Plotino sostiene che il suicidio non sia lecito, poiché l’uomo tende a sopravvivere; esso è un atto contro natura, in quanto “tutto l’ordine delle cose sarebbe sovvertito, se quelle si distruggessero da se stesse” . Il suicidio arreca dolore alle persone che ci circondano: l’unica soluzione nella vita è la reciproca compagnia, il rapporto fraterno e solidale che si instaura tra gli uomini. Il pensiero di Plotino si conclude don l’idea che , al sopraggiungere della morte, coloro i quali abbiano vissuto in modo fraterno non si dorranno e saranno ricordati positivamente dai familiari e dagli amici.
Per capire quale sia la posizione di Leopardi, leggi anche questo brano, tratto dal “Dialogo di Tristano e di un amico”
“E di più vi dico francamente ch’io non mi sottometto alla mia infelicità, né piego il capo al destino, o vengo seco a patti, come fanno altri uomini; e ardisco desiderar la morte, e desiderarla sopra ogni cosa, con tanto ardore e con tanta sincerità, con quanto credo fermamente che non sia desiderata al mondo se non da pochissimi […] Se mi fosse proposta da un lato la fortuna di Cesare o di Alessandro netta da ogni macchia, dall’altro di morir oggi, e che dovessi scegliere, io direi, morir oggi, e non vorrei tempo a risolvermi” .
INGLESE
FRANCESE
TEDESCO
FILOSOFIA
Il suicidio non è contemplato nella filosofia di Schopenauer, che lo critica, perché esso non può liberare l’uomo dalla volontà di vivere; l’uomo con esso non rinuncia alla vita, ma afferma di voler vivere in modo diverso. Il suicidio è un morire apparente, perché la volontà (il cieco irresistibile impeto a fondamento della vita universale) continua a sopravvivere con la specie.
Storia dell’arte
Vincent van Gogh nacque nel 1853 a Zundert, . Egli, dopo pochi e travagliati studi, cominciò a disegnare e a pensare per sé ad un futuro di artista. Venne assunto come commesso in una galleria d’arte gestita dallo zio, ma dopo qualche anno trascorso a Londra, Parigi, e Bruxelles nelle filiali della casa d’arte, venne licenziato. Si trasferì allora in Inghilterra, dove diede lezioni di francese, ma spinto da una grande fede e dalla lettura del vangelo decise di diventare un predicatore. Gli esami di ammissione alla facoltà di teologia erano per lui troppo difficili, così dovette ripiegare su una scuola di evangelizzazione. Successivamente si trasferì nel Borinage, una zona mineraria dell’Olanda, per diffondere il vangelo; perso l’entusiasmo dei primi tempi (e l’appoggio della chiesa), vi rinunciò e tornò a casa, nel 1880. Seguirono altri viaggi e delusioni, poi l’artista si stabilì a Neunen dove dipinse I mangiatori di patate che è considerato il suo primo e forse ineguagliato capolavoro.

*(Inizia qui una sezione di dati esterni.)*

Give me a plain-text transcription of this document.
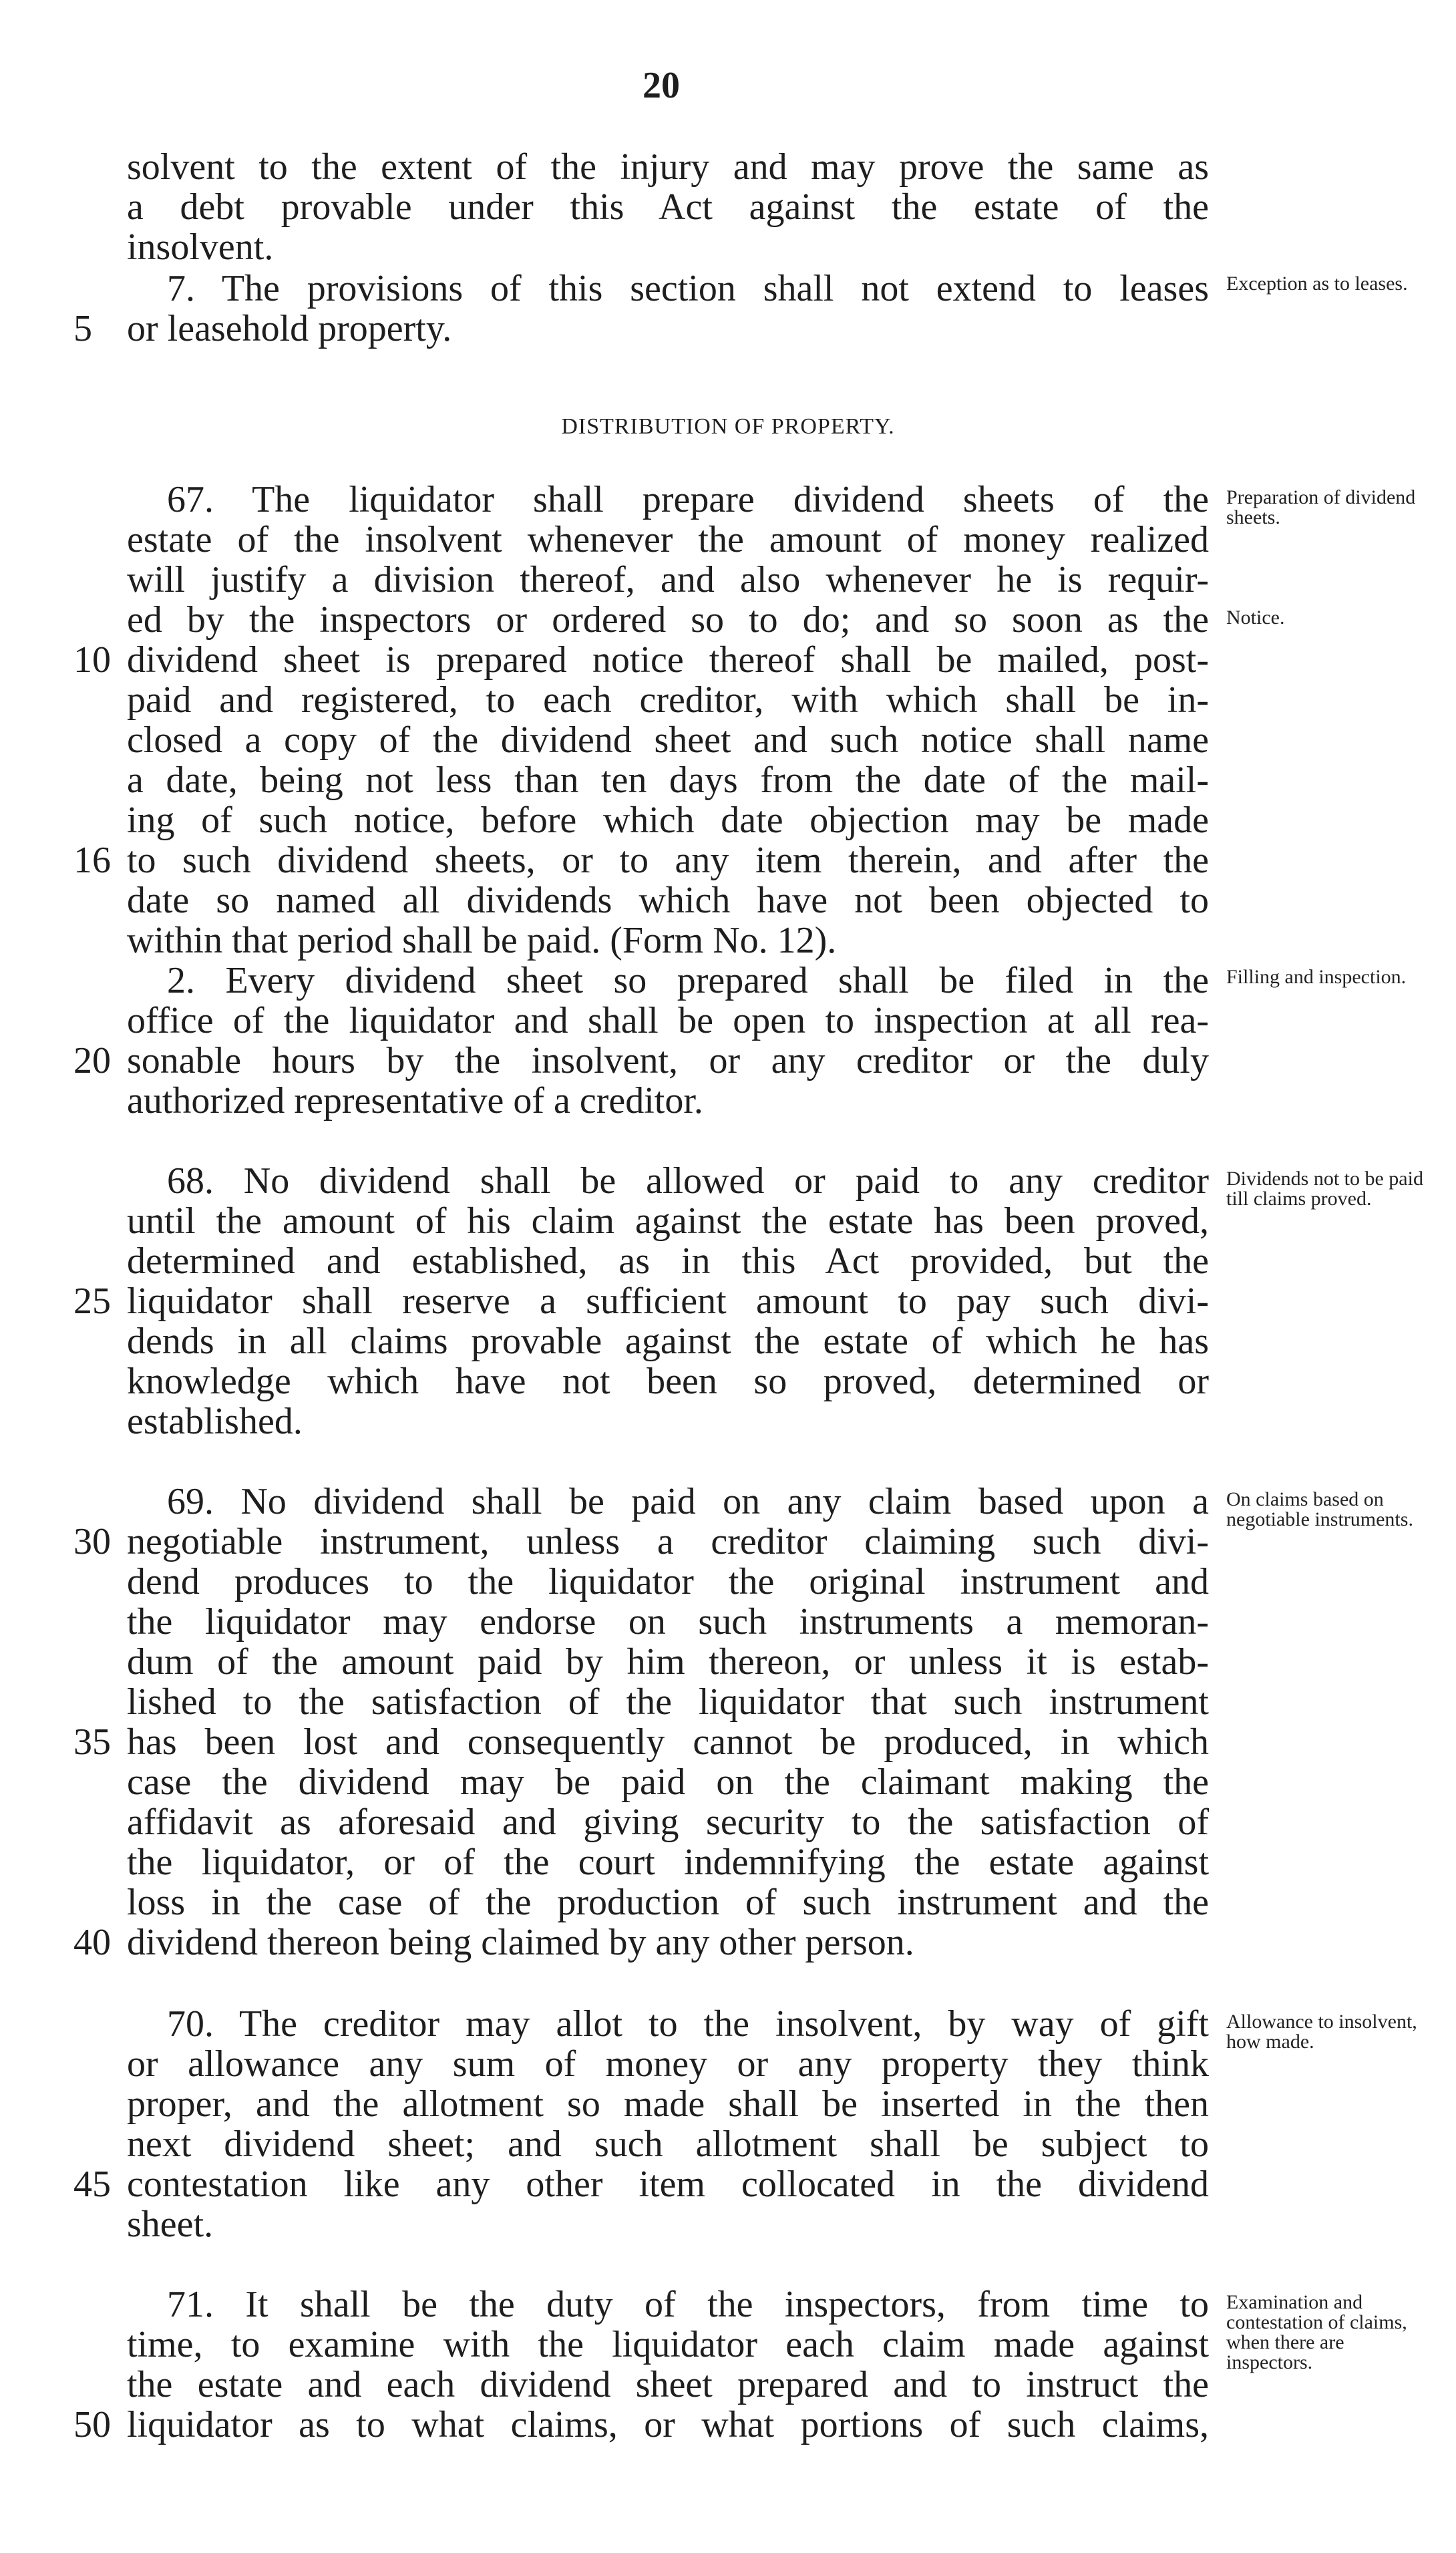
20
solvent to the extent of the injury and may prove the same as
a debt provable under this Act against the estate of the
insolvent.
7. The provisions of this section shall not extend to leases
or leasehold property.
DISTRIBUTION OF PROPERTY.
67. The liquidator shall prepare dividend sheets of the
estate of the insolvent whenever the amount of money realized
will justify a division thereof, and also whenever he is requir-
ed by the inspectors or ordered so to do; and so soon as the
dividend sheet is prepared notice thereof shall be mailed, post-
paid and registered, to each creditor, with which shall be in-
closed a copy of the dividend sheet and such notice shall name
a date, being not less than ten days from the date of the mail-
ing of such notice, before which date objection may be made
to such dividend sheets, or to any item therein, and after the
date so named all dividends which have not been objected to
within that period shall be paid. (Form No. 12).
2. Every dividend sheet so prepared shall be filed in the
office of the liquidator and shall be open to inspection at all rea-
sonable hours by the insolvent, or any creditor or the duly
authorized representative of a creditor.
68. No dividend shall be allowed or paid to any creditor
until the amount of his claim against the estate has been proved,
determined and established, as in this Act provided, but the
liquidator shall reserve a sufficient amount to pay such divi-
dends in all claims provable against the estate of which he has
knowledge which have not been so proved, determined or
established.
69. No dividend shall be paid on any claim based upon a
negotiable instrument, unless a creditor claiming such divi-
dend produces to the liquidator the original instrument and
the liquidator may endorse on such instruments a memoran-
dum of the amount paid by him thereon, or unless it is estab-
lished to the satisfaction of the liquidator that such instrument
has been lost and consequently cannot be produced, in which
case the dividend may be paid on the claimant making the
affidavit as aforesaid and giving security to the satisfaction of
the liquidator, or of the court indemnifying the estate against
loss in the case of the production of such instrument and the
dividend thereon being claimed by any other person.
70. The creditor may allot to the insolvent, by way of gift
or allowance any sum of money or any property they think
proper, and the allotment so made shall be inserted in the then
next dividend sheet; and such allotment shall be subject to
contestation like any other item collocated in the dividend
sheet.
71. It shall be the duty of the inspectors, from time to
time, to examine with the liquidator each claim made against
the estate and each dividend sheet prepared and to instruct the
liquidator as to what claims, or what portions of such claims,
5
10
16
20
25
30
35
40
45
50
Exception as to leases.
Preparation of dividend sheets.
Notice.
Filling and inspection.
Dividends not to be paid till claims proved.
On claims based on negotiable instruments.
Allowance to insolvent, how made.
Examination and contestation of claims, when there are inspectors.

Successivamente, dopo nuove peregrinazioni, si trasferì ad Arles, dove convisse per alcune settimane con l’amico Paul Gauguin. Ormai però Vincent mostrava i primi segni di una malattia mentale che, dopo il definitivo trasferimento ad Auvers-sur-Oise, lo condusse al suicidio, nel 1890. Indubbiamente Van Gogh aveva una sensibilità fuori dal comune, che lo portava a cogliere la dignità anche dei più poveri e a sforzarsi di aiutarli, ma anche ad abbattersi e ad entusiasmarsi più del dovuto. La vita, però, non fu mai generosa con lui, che cercava solo qualcosa che lo facesse sentire utile. S’innamorò più volte senza mai essere ricambiato, tentò di divenire un predicatore senza successo, era consapevole del suo talento artistico, ma non riusciva a vendere i suoi quadri e doveva condurre una misera esistenza. “Mi sento un fallito; e quello che significa per me è che io sento che quello è il destino che accetto, e che non cambierà mai” , scrisse a Theo nel maggio del 1890, due mesi prima di togliersi la vita.